All good projects start with a good plan. I did a ton of research on different ways to make sound. I had previously pulled a speaker out of an old DVD player and had a pack of buttons to act as piano keys for now. As always, however, software became my weakness. There are a couple of ways to make sound, but the general idea is that you send analog data, either using digital signals with Pulse Width Modulation to approximate analog signals, or true analog, to a speaker or amplifier. The faster the oscillations of that wave, the higher the pitch. This is where "A = 440Hz" comes from: a wave going back and forth 440 times per second creates an "A" note.
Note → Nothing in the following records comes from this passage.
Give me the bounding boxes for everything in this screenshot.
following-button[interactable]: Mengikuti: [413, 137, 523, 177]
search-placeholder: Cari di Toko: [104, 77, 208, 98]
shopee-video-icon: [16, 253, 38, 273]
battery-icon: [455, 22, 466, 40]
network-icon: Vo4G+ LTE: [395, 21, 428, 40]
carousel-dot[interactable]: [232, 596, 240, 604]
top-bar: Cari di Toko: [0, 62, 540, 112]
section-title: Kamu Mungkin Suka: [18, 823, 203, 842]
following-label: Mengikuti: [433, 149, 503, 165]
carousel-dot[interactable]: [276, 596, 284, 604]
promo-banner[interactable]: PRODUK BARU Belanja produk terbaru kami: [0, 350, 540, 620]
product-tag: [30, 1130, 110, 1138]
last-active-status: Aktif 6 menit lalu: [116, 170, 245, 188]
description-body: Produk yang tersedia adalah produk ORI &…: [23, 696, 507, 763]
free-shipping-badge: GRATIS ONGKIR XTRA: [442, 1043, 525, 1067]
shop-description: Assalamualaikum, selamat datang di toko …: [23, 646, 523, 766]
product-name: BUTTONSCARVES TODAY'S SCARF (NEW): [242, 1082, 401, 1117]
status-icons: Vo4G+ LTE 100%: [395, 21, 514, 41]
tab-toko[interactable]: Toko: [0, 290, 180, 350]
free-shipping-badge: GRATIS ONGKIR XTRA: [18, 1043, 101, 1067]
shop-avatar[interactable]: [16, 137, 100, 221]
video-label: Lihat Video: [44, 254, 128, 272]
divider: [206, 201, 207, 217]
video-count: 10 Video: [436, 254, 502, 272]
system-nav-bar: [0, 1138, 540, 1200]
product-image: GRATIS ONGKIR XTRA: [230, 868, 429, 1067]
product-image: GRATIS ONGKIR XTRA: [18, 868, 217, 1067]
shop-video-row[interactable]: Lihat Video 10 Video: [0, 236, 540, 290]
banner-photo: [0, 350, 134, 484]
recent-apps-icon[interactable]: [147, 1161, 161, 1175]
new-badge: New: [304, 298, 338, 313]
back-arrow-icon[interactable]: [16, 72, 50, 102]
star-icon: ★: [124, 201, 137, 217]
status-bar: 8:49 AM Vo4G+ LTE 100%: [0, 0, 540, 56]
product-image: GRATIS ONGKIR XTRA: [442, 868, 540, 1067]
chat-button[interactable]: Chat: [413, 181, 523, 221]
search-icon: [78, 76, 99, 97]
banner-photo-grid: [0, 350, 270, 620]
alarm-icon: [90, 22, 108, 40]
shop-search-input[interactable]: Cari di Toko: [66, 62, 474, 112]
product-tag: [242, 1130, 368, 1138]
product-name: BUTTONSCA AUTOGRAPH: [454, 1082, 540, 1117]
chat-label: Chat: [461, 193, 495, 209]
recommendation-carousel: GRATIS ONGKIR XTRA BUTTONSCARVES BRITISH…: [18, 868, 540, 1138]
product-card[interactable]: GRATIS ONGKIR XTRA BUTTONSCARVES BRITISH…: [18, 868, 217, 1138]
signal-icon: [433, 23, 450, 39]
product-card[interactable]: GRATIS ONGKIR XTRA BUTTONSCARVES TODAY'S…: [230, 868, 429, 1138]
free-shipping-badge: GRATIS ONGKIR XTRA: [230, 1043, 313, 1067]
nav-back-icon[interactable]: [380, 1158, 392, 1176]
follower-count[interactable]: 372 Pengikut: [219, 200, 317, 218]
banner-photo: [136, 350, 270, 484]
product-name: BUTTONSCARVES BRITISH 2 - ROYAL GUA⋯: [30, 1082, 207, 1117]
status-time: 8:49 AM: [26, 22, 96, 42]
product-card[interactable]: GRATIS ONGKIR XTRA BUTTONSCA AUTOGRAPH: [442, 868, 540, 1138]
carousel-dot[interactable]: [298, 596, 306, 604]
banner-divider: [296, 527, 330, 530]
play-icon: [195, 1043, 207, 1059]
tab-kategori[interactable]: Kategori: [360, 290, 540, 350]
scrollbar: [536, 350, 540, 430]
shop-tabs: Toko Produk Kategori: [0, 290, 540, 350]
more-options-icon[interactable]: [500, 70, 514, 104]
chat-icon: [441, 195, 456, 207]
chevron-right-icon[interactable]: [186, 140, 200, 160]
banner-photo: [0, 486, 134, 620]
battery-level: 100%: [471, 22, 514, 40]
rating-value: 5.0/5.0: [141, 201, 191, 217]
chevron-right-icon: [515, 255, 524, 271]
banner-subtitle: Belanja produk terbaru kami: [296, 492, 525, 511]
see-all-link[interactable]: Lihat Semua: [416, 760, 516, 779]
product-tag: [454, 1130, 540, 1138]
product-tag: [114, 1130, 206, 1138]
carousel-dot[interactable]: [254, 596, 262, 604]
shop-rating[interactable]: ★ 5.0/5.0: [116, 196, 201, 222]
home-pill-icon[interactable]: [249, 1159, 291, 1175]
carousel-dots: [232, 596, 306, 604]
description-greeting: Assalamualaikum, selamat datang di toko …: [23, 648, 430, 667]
Sound is hard to get right because having too slow of a loop causes pitch shifts and other problems, so I chose the Raspberry Pi Pico microcontroller, which is fast enough for this project. There are also a few audio libraries to simplify development. I found examples using the Mozzi audio library and even got sound to come through, albeit faintly, but I could not find a single project that made a standalone synthesizer using Mozzi. (Though there is a good Arduino example manually playing sine waves, as well as many MIDI controllers.)
Using sketchy Arduino code, I got different notes to play when one of 12 buttons was pressed. I then added 3 slide potentiometers, a 128px OLED, and rotary encoders, all on a breadboard. One slider controls volume, one pitch, and one vibrato (the shake and color of a note). There were a few issues, mostly with playing notes simultaneously, but it worked well enough to start designing a board for a full-featured project.
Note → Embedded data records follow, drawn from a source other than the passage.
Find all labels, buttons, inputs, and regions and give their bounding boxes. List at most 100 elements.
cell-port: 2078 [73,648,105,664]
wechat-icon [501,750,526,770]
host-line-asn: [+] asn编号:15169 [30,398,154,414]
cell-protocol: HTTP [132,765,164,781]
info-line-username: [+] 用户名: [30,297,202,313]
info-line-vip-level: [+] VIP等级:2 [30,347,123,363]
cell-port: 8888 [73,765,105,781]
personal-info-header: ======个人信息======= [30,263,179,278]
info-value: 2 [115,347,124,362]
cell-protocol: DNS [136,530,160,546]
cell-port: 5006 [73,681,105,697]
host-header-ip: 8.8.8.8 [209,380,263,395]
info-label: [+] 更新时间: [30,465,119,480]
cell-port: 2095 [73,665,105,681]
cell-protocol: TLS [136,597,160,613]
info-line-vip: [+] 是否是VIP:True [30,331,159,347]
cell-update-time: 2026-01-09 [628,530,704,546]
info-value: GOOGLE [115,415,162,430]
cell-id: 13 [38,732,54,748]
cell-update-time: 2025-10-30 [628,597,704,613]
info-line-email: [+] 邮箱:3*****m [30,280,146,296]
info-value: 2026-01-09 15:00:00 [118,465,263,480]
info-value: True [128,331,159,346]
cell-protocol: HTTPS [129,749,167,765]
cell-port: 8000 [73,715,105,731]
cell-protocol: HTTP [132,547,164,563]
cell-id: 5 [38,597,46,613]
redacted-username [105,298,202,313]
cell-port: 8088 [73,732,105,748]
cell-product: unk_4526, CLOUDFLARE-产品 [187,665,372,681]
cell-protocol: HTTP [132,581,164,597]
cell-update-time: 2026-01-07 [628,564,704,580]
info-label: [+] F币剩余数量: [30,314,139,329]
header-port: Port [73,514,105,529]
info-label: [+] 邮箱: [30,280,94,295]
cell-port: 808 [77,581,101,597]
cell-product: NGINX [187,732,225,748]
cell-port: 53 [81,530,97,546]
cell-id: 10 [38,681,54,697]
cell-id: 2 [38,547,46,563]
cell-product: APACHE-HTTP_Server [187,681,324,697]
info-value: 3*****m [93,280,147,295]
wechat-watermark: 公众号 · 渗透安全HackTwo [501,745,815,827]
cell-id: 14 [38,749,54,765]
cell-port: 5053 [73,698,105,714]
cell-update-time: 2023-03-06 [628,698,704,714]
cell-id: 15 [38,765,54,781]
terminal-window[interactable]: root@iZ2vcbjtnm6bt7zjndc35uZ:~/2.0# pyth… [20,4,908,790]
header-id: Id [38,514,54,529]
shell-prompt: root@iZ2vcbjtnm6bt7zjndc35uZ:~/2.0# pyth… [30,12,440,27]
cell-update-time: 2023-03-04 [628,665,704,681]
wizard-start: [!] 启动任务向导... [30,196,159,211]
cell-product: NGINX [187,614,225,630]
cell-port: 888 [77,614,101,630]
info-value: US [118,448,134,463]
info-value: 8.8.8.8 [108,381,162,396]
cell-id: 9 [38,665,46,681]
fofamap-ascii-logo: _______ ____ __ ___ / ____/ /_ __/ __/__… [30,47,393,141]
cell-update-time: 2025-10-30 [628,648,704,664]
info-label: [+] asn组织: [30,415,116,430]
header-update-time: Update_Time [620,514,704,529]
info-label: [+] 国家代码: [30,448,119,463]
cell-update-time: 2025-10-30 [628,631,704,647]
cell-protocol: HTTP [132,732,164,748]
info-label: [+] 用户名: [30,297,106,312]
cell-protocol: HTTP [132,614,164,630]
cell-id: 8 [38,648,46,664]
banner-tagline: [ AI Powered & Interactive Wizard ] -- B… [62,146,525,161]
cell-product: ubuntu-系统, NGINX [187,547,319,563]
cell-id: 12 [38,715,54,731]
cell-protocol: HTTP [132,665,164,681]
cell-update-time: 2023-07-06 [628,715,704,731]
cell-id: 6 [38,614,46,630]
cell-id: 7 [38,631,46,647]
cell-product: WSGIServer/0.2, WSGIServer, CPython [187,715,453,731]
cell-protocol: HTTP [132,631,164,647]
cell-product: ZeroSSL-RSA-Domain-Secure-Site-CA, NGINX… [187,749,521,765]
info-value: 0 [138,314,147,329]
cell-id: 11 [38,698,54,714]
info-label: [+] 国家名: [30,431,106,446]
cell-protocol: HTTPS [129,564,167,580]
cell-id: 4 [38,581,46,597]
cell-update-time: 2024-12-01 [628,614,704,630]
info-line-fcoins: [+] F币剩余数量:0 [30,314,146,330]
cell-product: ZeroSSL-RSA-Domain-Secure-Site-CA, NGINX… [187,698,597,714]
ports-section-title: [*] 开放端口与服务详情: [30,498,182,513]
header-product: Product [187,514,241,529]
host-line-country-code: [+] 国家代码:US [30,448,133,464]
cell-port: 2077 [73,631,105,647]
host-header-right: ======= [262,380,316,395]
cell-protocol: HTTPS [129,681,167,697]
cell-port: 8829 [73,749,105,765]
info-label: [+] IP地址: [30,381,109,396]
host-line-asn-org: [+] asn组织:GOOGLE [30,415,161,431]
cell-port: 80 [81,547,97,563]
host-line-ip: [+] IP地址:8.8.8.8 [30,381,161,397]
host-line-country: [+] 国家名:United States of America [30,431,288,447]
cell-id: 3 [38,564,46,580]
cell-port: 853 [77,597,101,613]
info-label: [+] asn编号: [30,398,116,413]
My favorite part of any project is designing a circuit board. I started by drawing the schematic. The 25 piano keys are multiplexed keyboard switches using only 10 GPIOs, with diodes on every switch to allow multiple presses. For audio, 3 pins connect to an I2S Digital-to-Analog Converter (PCM5100 chip) for higher-quality sound. The sliders connect to 3 analog inputs, and 2 rotary encoders take up 6 pins. The I2C OLED leaves two GPIOs unused—one for an LED and one as a test pad for PWM audio if needed.
Moving everything onto the board was challenging due to component size. The final board measures about 350mm x 90mm to fit all switches. Audio chips and passive components were easier to route, and I'm very happy with the final design.
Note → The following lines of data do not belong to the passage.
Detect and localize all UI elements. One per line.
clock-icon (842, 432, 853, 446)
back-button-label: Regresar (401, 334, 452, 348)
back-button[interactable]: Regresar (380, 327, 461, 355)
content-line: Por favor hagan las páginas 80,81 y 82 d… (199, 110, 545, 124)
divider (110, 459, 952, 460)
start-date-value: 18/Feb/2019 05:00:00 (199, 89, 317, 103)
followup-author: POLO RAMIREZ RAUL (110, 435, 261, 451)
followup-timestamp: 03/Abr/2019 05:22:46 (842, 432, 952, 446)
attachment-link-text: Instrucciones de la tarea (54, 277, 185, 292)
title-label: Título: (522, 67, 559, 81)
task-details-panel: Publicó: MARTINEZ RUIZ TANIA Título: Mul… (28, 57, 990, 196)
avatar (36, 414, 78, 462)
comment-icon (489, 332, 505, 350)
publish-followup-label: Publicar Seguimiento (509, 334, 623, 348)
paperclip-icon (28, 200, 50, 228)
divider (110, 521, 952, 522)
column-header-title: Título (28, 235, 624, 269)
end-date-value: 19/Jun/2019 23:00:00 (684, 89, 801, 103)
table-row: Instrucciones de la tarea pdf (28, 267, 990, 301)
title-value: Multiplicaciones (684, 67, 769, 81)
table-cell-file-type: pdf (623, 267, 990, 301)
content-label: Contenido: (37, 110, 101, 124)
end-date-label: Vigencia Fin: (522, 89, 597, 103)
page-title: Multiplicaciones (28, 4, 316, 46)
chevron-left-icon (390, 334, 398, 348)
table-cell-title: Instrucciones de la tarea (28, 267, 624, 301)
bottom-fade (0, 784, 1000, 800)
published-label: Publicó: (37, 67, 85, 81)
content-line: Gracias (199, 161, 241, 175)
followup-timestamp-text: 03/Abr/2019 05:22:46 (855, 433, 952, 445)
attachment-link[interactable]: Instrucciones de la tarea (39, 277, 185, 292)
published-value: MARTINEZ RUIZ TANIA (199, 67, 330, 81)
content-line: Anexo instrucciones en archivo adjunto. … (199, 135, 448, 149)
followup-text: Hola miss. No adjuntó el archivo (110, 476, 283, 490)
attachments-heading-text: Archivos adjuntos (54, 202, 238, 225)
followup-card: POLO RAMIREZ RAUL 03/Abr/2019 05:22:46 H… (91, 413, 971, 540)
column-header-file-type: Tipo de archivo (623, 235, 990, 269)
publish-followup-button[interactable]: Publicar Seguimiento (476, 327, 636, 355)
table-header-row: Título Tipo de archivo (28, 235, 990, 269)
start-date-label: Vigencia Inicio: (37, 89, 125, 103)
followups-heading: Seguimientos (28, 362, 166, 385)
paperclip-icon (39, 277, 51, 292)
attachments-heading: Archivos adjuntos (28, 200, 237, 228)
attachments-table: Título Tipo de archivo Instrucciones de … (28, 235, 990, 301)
The code may be my favorite part. The Raspberry Pi Pico is a joy to program in VS Code using PlatformIO.
The challenge was using both cores of the Pico. One core scans the keyboard matrix, analog sliders, and event flags,
mixes sound, outputs to the DAC, and records the last 128 samples for the second core. The second core handles user input, scanning rotary encoders, and managing the OLED menu.
- Main tab: shows notes each voice is playing and analog slide positions
- Waveform selector: change wave type
- ADSR Changer: adjust Attack, Decay, Sustain, and Release of notes
- Waveform viewer: visualizes audio waveform from samples
The waveform selector tab was simple to implement, but care had to be taken because both cores run simultaneously.
The waveform selector (and most other audio-affecting functions) sets a shared atomic boolean flag, which the audio core handles.
The ADSR selector lets you set times and levels using the rotary encoders, with the code scaling and drawing them on the OLED.
The waveform viewer is the most complex, using 128 samples from the audio core to draw lines and show patterns.
Because the buffer is circular, the graph slides left and right. This is number one on the bug list and should be solved soon.
This may be my favorite project so far. The code and hardware were very interesting but not overly complex. Hack Club generously funded and supported the development. Boards have not been received yet, but I am confident this will work with minimal changes. If you want to create your own synthesizer, the files are available open source on my GitHub.